Recently I learned that Mathematica will be available for free on every Raspberry PI. I may want to buy one just to be able to run Mathematica on it.

MATLAB / Octave

I mention MATLAB here because it is very popular in engineering. I have never worked with MATLAB or its open source clone GNU Octave. I have been exposed to some MATLAB plotting commands through pyplot (see below). From what I have seen so far, MATLAB’s programming language uses function names that are quite hard to remember, e.g. numel for the number of array elememts (array size).

Sage

Sage is a combination of different tools, many of them for symbolic computation, glued together with python. The notebook interface is nice (it comes from IPython, see below), but overall I found it not very attractive to work with all these different libraries. That is not the fault of sage (or python), but a consequence of bundling so many other systems (Maxima etc.)

R

R is the most popular open source statistics package by far. I have used it in some projects, but never learned to like it due to its abbreviated names and quirky programming language. Its strength lies in the large range of packages for all kinds of statistical and visualization tasks. The ggplot2 package is excellent for producing publication quality graphics and visualizations of complex data sets.

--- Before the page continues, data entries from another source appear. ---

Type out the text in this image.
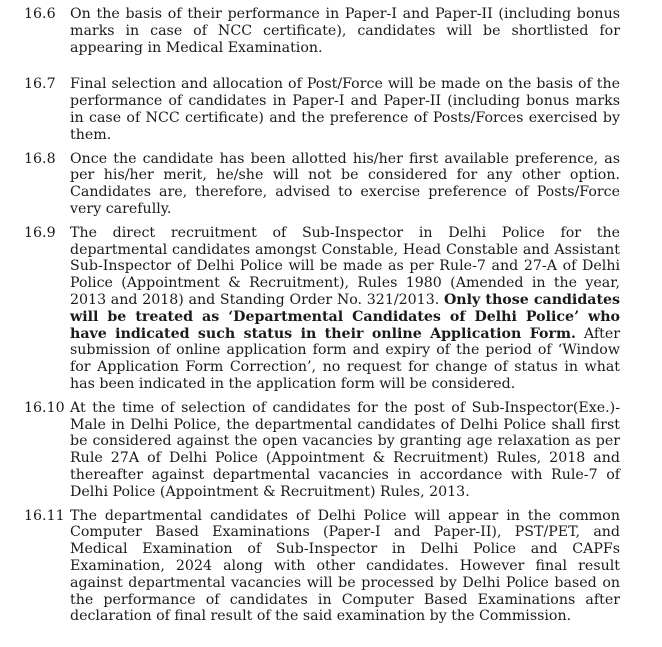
16.6	On the basis of their performance in Paper-I and Paper-II (including bonus marks in case of NCC certificate), candidates will be shortlisted for appearing in Medical Examination.
16.7	Final selection and allocation of Post/Force will be made on the basis of the performance of candidates in Paper-I and Paper-II (including bonus marks in case of NCC certificate) and the preference of Posts/Forces exercised by them.
16.8	Once the candidate has been allotted his/her first available preference, as per his/her merit, he/she will not be considered for any other option. Candidates are, therefore, advised to exercise preference of Posts/Force very carefully.
16.9	The direct recruitment of Sub-Inspector in Delhi Police for the departmental candidates amongst Constable, Head Constable and Assistant Sub-Inspector of Delhi Police will be made as per Rule-7 and 27-A of Delhi Police (Appointment & Recruitment), Rules 1980 (Amended in the year, 2013 and 2018) and Standing Order No. 321/2013. Only those candidates will be treated as ‘Departmental Candidates of Delhi Police’ who have indicated such status in their online Application Form. After submission of online application form and expiry of the period of ‘Window for Application Form Correction’, no request for change of status in what has been indicated in the application form will be considered.
16.10 At the time of selection of candidates for the post of Sub-Inspector(Exe.)-Male in Delhi Police, the departmental candidates of Delhi Police shall first be considered against the open vacancies by granting age relaxation as per Rule 27A of Delhi Police (Appointment & Recruitment) Rules, 2018 and thereafter against departmental vacancies in accordance with Rule-7 of Delhi Police (Appointment & Recruitment) Rules, 2013.
16.11 The departmental candidates of Delhi Police will appear in the common Computer Based Examinations (Paper-I and Paper-II), PST/PET, and Medical Examination of Sub-Inspector in Delhi Police and CAPFs Examination, 2024 along with other candidates. However final result against departmental vacancies will be processed by Delhi Police based on the performance of candidates in Computer Based Examinations after declaration of final result of the said examination by the Commission.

With knitR or the older SWeave you can create one document that combines explanations with R code. The document can then be processed to execute the computations and insert results into the text.

Here is a short video that shows knitr being used with documents written in Markdown or LaTeX:

It is even possible to write the document in LaTeX using LyX and then use knitr to produce the PDF document.

Just as with Org mode above, there is some friction in the process due to the lag time between making a change and seeing its result in the document.

IPython notebook

This is the most attractive option, IMHO, if you don’t want to buy Mathematica. You write the computations in Python, with the help from a numerics library like NumPy. There are many python packages for applications, like scikit-learn for machine learning or pylot for plotting. The notebook interface lets you combine explanations, computations and graphics. Code in the notebook can come from different languages (including R, Octave and UNIX shell) and you can use results from one language as input for a script in another language.

IPython notebook screenshot

Image Credit: IPython development team

Using the IPython Notebook Viewer service you can publish the notebooks immediately on the web.

The most important thing is that you can build up a computation or an algorithm, explore your data, do several plots, all incrementally in one notebook, just like in Mathematica. The IPython notebook interface is heavily inspired by Mathematica and not yet as powerful. It also allows you to write and display formulae (using LaTeX syntax). The new nbconvert tool allows you to convert a notebook file to HTML, LaTeX, or a HTML slide show, among other formats.

I have used IPython notebook in several projects and I liked it. Especially the combination of IPython notebook and pandas is hard to beat when it comes to interactive data analysis.

Summary

Use IPython notebook if you want a free solution with good graphics, lots of libraries and a high level of interactivity. Access R from IPython if pandas is not enough for your analysis needs.

Use Mathematica if you want a well-integrated system with a very high level of interactivity and support for explorative analysis.

Use a combination of knitR and R or another scripting language if you want to produce standardized analysis reports for different data sets.